3. In 2011, the worst terrorist attack in the history of Norway claimed 77 lives and 319 injuries, mostly children. CNN coverage and world outrage and solidarity then does not compare to that now with the Charlie Hebdo and subsequent attacks that had 80 percent less deaths. In the Norway terrorist attack, the media wondered if the perpetrator was deranged before conclusive evidence made it impossible to ignore that he was a White Christian fundamentalist terrorist. Would the coverage, outrage and solidarity have changed had he been a Muslim immigrant? If he had been a Mohamed Abdullah instead of an Anders Breivik? Honest question. Really imagine it. If yes, then why?

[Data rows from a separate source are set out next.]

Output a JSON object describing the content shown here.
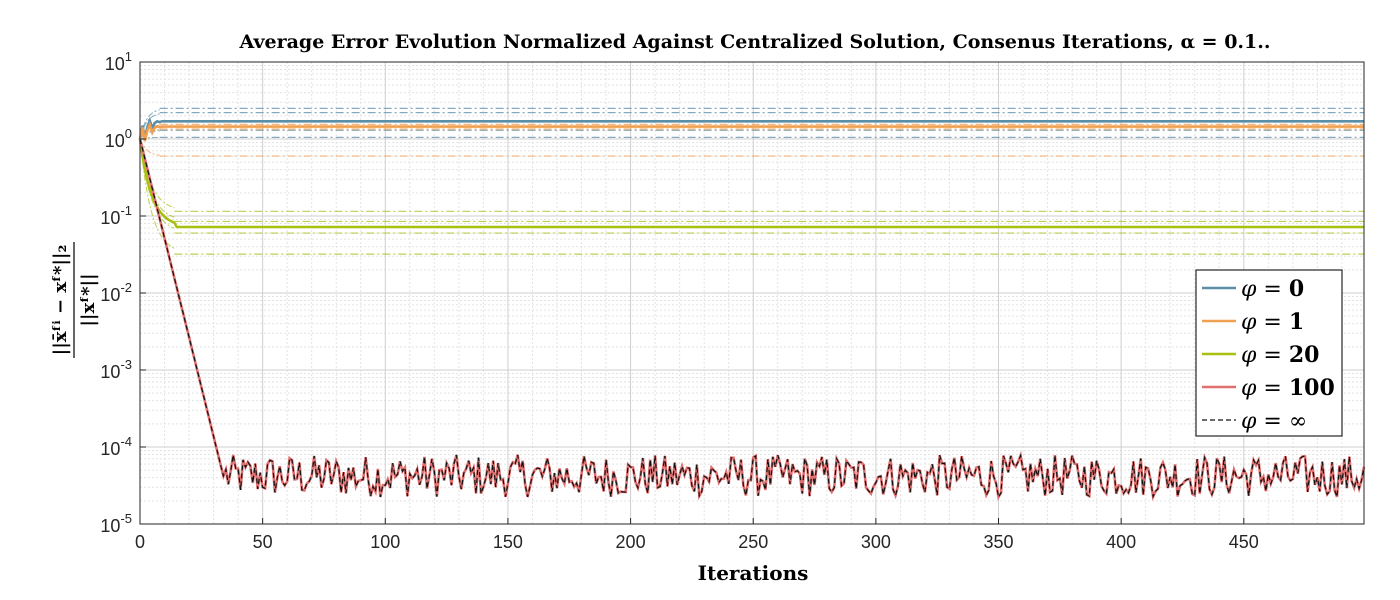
{
  "chart_data": {
    "type": "line",
    "title": "Average Error Evolution Normalized Against Centralized Solution, Consenus Iterations, α = 0.1..",
    "xlabel": "Iterations",
    "ylabel_numerator": "||x̄ᶠⁱ − xᶠ*||₂",
    "ylabel_denominator": "||xᶠ*||",
    "xlim": [
      0,
      499
    ],
    "ylim": [
      1e-05,
      10
    ],
    "yscale": "log",
    "grid": true,
    "minor_grid": true,
    "legend_position": "right",
    "xticks": [
      0,
      50,
      100,
      150,
      200,
      250,
      300,
      350,
      400,
      450
    ],
    "xtick_labels": [
      "0",
      "50",
      "100",
      "150",
      "200",
      "250",
      "300",
      "350",
      "400",
      "450"
    ],
    "ytick_labels": [
      {
        "base": "10",
        "exp": "1"
      },
      {
        "base": "10",
        "exp": "0"
      },
      {
        "base": "10",
        "exp": "-1"
      },
      {
        "base": "10",
        "exp": "-2"
      },
      {
        "base": "10",
        "exp": "-3"
      },
      {
        "base": "10",
        "exp": "-4"
      },
      {
        "base": "10",
        "exp": "-5"
      }
    ],
    "yticks": [
      10,
      1,
      0.1,
      0.01,
      0.001,
      0.0001,
      1e-05
    ],
    "series": [
      {
        "name": "φ = 0",
        "legend_symbol": "φ",
        "legend_value": "0",
        "color": "#5b8fa8",
        "style": "solid",
        "start": 1.0,
        "steady": 1.7,
        "settle_iter": 8,
        "bands": [
          1.05,
          1.3,
          2.2,
          2.5
        ]
      },
      {
        "name": "φ = 1",
        "legend_symbol": "φ",
        "legend_value": "1",
        "color": "#f0a050",
        "style": "solid",
        "start": 1.0,
        "steady": 1.45,
        "settle_iter": 8,
        "bands": [
          0.6,
          1.35,
          1.55
        ]
      },
      {
        "name": "φ = 20",
        "legend_symbol": "φ",
        "legend_value": "20",
        "color": "#a8c010",
        "style": "solid",
        "start": 1.0,
        "steady": 0.072,
        "settle_iter": 14,
        "bands": [
          0.032,
          0.06,
          0.085,
          0.115
        ]
      },
      {
        "name": "φ = 100",
        "legend_symbol": "φ",
        "legend_value": "100",
        "color": "#e07070",
        "style": "solid",
        "start": 1.0,
        "floor_mean": 4.2e-05,
        "floor_range": [
          1.6e-05,
          8e-05
        ],
        "converge_iter": 34
      },
      {
        "name": "φ = ∞",
        "legend_symbol": "φ",
        "legend_value": "∞",
        "color": "#111111",
        "style": "dashed",
        "start": 1.0,
        "floor_mean": 4.2e-05,
        "floor_range": [
          1.6e-05,
          8e-05
        ],
        "converge_iter": 34
      }
    ]
  }
}
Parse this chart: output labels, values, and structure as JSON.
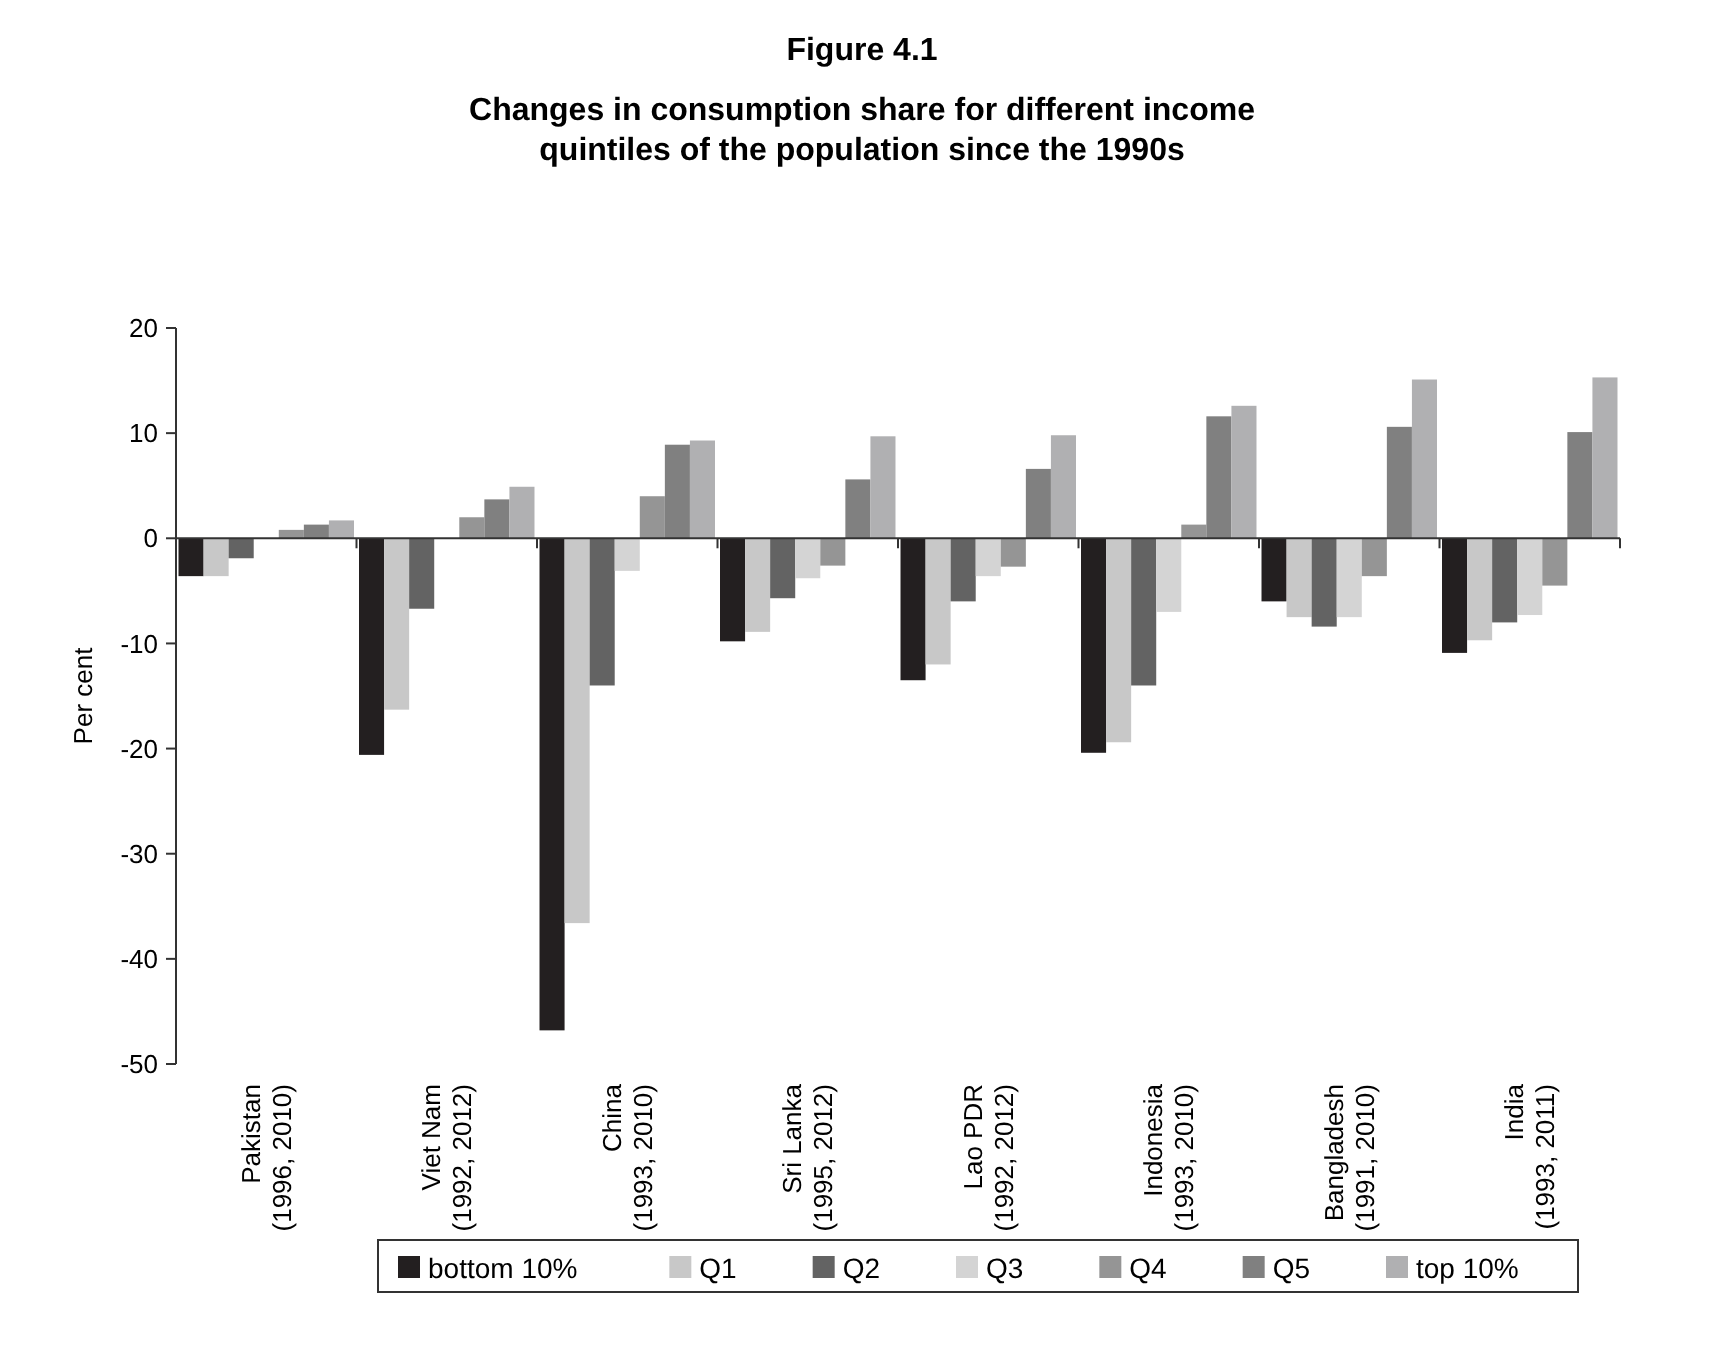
{
  "chart_data": {
    "type": "bar",
    "title": "Figure 4.1",
    "subtitle": "Changes in consumption share for different income quintiles of the population since the 1990s",
    "ylabel": "Per cent",
    "categories": [
      "Pakistan\n(1996, 2010)",
      "Viet Nam\n(1992, 2012)",
      "China\n(1993, 2010)",
      "Sri Lanka\n(1995, 2012)",
      "Lao PDR\n(1992, 2012)",
      "Indonesia\n(1993, 2010)",
      "Bangladesh\n(1991, 2010)",
      "India\n(1993, 2011)"
    ],
    "series": [
      {
        "name": "bottom 10%",
        "color": "#231f20",
        "values": [
          -3.6,
          -20.6,
          -46.8,
          -9.8,
          -13.5,
          -20.4,
          -6.0,
          -10.9
        ]
      },
      {
        "name": "Q1",
        "color": "#c8c8c8",
        "values": [
          -3.6,
          -16.3,
          -36.6,
          -8.9,
          -12.0,
          -19.4,
          -7.5,
          -9.7
        ]
      },
      {
        "name": "Q2",
        "color": "#636363",
        "values": [
          -1.9,
          -6.7,
          -14.0,
          -5.7,
          -6.0,
          -14.0,
          -8.4,
          -8.0
        ]
      },
      {
        "name": "Q3",
        "color": "#d4d4d4",
        "values": [
          0,
          0,
          -3.1,
          -3.8,
          -3.6,
          -7.0,
          -7.5,
          -7.3
        ]
      },
      {
        "name": "Q4",
        "color": "#959595",
        "values": [
          0.8,
          2.0,
          4.0,
          -2.6,
          -2.7,
          1.3,
          -3.6,
          -4.5
        ]
      },
      {
        "name": "Q5",
        "color": "#808080",
        "values": [
          1.3,
          3.7,
          8.9,
          5.6,
          6.6,
          11.6,
          10.6,
          10.1
        ]
      },
      {
        "name": "top 10%",
        "color": "#b0b0b2",
        "values": [
          1.7,
          4.9,
          9.3,
          9.7,
          9.8,
          12.6,
          15.1,
          15.3
        ]
      }
    ],
    "ylim": [
      -50,
      20
    ],
    "yticks": [
      -50,
      -40,
      -30,
      -20,
      -10,
      0,
      10,
      20
    ],
    "legend": "bottom"
  }
}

Come on, really? For one thing, Breivik was no Christian fundamentalist. In his own manifesto, he identified as a Christian, but said he was not very religious, and only a “cultural Christian.” He saw Christianity as more of a nationalist-racial thing that could unify Europe. He denounced Protestantism and Catholicism.
More to the point, as horrifying and as evil as Breivik’s deed was, he was not part of a cell; he was a lone wolf. How many other terrorist acts of mass murder have their been in the name of white nationalism? It is indisputably established that there are extensive networks of radical Muslims propagating hate ideology throughout Europe — and they have acted on their beliefs many times.
In fact, CNN reports tonight that all French security forces have been put on high alert and told to carry their weapons at all times because in the past 24 hours, terror cells have been activated. Radical Islam is a clear and present danger to the peace in Europe in ways that right-wing anti-Islam groups are not (and, one hopes and prays, never will be). The news coverage of the situation in France is completely justified as a news decision, because of longstanding and well-grounded fears that Europe will become a battleground — especially when its home-grown jihadis start coming back from the ISIS war.
Having said all that, I’m not sure how much more coverage of Boko Haram Rehab would really like to see. The New York Times reports that the Islamic radical group has now begun to use children to kill others. Yesterday a girl no older than 10 detonated a suicide bomb on her belt:
A top federal police official in the capital, Abuja, who once worked in Maiduguri, said Saturday that the terrorist group appeared to have embarked on a new path.
“It’s something quite new, and it’s disturbing, using these young, young girls wearing hijabs,” the official said, referring to the Muslim veil.
“Now, one has to be suspicious of any lady wearing a hijab — whether it’s a young lady, or an old lady,” said the police official, who asked not to be quoted by name because of concerns about his position.
If this tactic starts in France, then God help the Muslims who wear hijabs.